After reporting to the White House and Congress last year, members of the Iraq Study Group, like all great super-groups, went their separate ways. After the president largely ignored its recommendations, the ISG pondered a reunion tour, but the White House reportedly intervened, imploring former Secretary of State James Baker not to reconvene the panel.

So, the U.S. Institute of Peace did the next best thing -- it convened the experts who advised the ISG, which led to a summer-long discussion among some two dozen former U.S. officials and ambassadors, former CIA analysts, and Iraq specialists from think tanks and universities.
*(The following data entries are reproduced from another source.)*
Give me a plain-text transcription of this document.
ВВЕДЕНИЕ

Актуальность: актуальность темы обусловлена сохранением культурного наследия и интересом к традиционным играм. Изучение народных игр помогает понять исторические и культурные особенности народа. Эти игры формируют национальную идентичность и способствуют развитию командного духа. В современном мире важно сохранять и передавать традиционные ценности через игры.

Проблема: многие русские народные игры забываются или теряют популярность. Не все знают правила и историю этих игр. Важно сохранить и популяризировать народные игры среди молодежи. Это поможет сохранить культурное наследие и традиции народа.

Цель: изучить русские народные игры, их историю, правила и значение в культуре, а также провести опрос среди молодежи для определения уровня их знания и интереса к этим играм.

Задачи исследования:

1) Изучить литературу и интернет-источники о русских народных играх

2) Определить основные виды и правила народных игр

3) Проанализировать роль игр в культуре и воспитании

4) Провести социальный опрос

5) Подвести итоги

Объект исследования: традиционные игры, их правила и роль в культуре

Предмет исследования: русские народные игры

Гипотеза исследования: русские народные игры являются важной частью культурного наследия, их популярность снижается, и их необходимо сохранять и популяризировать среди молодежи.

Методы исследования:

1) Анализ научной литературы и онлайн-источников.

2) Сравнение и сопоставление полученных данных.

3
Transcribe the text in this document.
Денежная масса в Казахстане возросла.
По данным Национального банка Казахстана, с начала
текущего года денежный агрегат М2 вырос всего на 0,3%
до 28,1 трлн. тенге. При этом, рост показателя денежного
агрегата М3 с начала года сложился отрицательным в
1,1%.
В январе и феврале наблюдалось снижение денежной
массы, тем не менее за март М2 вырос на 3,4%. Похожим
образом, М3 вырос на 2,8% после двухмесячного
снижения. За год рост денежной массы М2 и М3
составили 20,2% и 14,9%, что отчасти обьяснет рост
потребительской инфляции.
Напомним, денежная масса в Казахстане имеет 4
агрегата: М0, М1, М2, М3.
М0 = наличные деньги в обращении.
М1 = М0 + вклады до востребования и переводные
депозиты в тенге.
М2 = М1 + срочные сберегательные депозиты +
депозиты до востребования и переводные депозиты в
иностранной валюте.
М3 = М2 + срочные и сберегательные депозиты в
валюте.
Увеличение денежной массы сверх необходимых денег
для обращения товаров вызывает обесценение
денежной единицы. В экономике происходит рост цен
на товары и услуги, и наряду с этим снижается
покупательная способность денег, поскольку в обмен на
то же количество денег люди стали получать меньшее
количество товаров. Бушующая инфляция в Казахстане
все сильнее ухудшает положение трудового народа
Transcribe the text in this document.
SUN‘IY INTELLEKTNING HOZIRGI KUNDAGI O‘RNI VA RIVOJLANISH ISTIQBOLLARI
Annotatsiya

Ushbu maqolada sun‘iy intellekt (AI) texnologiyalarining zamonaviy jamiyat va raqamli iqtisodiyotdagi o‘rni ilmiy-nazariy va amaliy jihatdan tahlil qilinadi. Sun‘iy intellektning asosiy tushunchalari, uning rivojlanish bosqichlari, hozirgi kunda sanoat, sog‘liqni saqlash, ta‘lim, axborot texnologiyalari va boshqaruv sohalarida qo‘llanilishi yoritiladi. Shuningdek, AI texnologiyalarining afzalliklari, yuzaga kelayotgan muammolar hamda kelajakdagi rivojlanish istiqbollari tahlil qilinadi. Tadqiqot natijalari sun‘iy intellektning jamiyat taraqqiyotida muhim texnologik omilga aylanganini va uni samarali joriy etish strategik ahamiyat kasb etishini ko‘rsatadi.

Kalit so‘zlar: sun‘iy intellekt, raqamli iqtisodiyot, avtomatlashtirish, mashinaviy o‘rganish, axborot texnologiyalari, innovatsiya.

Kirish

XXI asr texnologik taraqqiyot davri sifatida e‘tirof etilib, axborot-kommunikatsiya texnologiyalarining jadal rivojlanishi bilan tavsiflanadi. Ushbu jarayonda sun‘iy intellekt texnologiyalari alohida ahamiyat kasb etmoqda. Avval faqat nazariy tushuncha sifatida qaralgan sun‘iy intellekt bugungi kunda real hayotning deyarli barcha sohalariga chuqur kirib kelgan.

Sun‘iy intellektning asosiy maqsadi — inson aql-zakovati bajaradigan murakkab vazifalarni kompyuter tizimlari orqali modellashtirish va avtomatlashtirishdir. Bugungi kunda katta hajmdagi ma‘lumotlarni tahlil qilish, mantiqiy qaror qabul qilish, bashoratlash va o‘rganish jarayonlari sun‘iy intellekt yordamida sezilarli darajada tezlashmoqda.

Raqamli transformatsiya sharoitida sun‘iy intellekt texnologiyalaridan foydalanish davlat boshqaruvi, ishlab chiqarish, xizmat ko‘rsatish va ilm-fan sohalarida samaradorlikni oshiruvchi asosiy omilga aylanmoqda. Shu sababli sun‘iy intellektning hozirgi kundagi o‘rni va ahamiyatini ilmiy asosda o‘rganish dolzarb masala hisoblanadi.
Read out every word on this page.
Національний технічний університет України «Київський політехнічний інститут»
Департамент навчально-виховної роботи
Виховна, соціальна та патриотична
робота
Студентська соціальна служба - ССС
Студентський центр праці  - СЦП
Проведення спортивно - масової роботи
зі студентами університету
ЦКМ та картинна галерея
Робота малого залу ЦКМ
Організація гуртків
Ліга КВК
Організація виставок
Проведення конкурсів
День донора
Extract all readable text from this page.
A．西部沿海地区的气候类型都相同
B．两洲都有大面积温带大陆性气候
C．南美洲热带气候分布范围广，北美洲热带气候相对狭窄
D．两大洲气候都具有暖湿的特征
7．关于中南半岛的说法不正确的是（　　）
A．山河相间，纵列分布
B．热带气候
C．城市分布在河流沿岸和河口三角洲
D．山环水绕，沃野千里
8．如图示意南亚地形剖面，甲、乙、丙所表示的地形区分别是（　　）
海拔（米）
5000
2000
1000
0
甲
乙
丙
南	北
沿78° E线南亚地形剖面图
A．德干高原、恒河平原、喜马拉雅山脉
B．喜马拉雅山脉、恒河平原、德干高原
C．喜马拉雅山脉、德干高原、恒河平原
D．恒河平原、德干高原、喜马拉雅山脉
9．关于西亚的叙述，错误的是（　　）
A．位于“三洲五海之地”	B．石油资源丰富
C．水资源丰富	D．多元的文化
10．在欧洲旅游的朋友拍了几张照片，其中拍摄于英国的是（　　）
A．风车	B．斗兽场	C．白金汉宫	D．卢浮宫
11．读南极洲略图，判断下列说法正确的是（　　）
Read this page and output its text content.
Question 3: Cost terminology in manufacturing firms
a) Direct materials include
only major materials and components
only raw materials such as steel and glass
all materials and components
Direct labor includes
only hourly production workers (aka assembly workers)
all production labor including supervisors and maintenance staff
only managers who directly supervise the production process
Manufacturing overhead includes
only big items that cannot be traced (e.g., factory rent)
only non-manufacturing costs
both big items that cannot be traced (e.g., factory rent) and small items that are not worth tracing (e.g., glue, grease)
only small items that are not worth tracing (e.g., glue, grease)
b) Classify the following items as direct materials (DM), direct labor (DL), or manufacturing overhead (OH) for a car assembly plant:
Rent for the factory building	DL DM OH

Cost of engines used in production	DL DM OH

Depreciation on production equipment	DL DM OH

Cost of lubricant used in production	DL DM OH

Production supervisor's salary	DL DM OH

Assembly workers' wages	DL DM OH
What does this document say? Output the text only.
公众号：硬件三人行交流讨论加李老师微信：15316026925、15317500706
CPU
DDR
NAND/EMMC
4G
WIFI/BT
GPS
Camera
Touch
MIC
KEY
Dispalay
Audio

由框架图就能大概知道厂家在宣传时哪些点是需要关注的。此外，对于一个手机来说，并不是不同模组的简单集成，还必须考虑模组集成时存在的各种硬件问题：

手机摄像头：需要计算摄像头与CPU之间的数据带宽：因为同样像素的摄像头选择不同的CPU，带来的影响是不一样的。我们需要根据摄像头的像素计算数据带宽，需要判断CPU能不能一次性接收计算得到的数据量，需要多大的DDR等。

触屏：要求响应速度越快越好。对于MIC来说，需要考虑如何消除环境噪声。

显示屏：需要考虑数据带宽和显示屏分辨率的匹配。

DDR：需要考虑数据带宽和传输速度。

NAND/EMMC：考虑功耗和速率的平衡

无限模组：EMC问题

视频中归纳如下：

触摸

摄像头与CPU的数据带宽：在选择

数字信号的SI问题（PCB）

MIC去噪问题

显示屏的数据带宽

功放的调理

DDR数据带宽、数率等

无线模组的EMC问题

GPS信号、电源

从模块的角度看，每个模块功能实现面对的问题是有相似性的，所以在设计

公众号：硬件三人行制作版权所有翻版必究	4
Their recommendations are poised to be released tomorrow.

In a report to be released Sunday, a panel of experts assembled by the U.S. Institute of Peace calls for a 50 percent reduction in U.S. forces in Iraq within three years and a total withdrawal and handover of security to the Iraqi military in five years.

"The United States faces too many challenges around the world to continue its current level of effort in Iraq, or even the deployment that was in place before the surge," the report says. " . . . It is time to chart a clearer path forward."

Given that Petraeus reportedly believes stability can be achieved in 10 years, and the Council on Foreign Relations' Stephen Biddle is talking about 20 years, I suppose the USIP plan for a mere five years might look appealing by comparison.

That is, if we had any reason to think conditions would be any better in 2012 than they are now.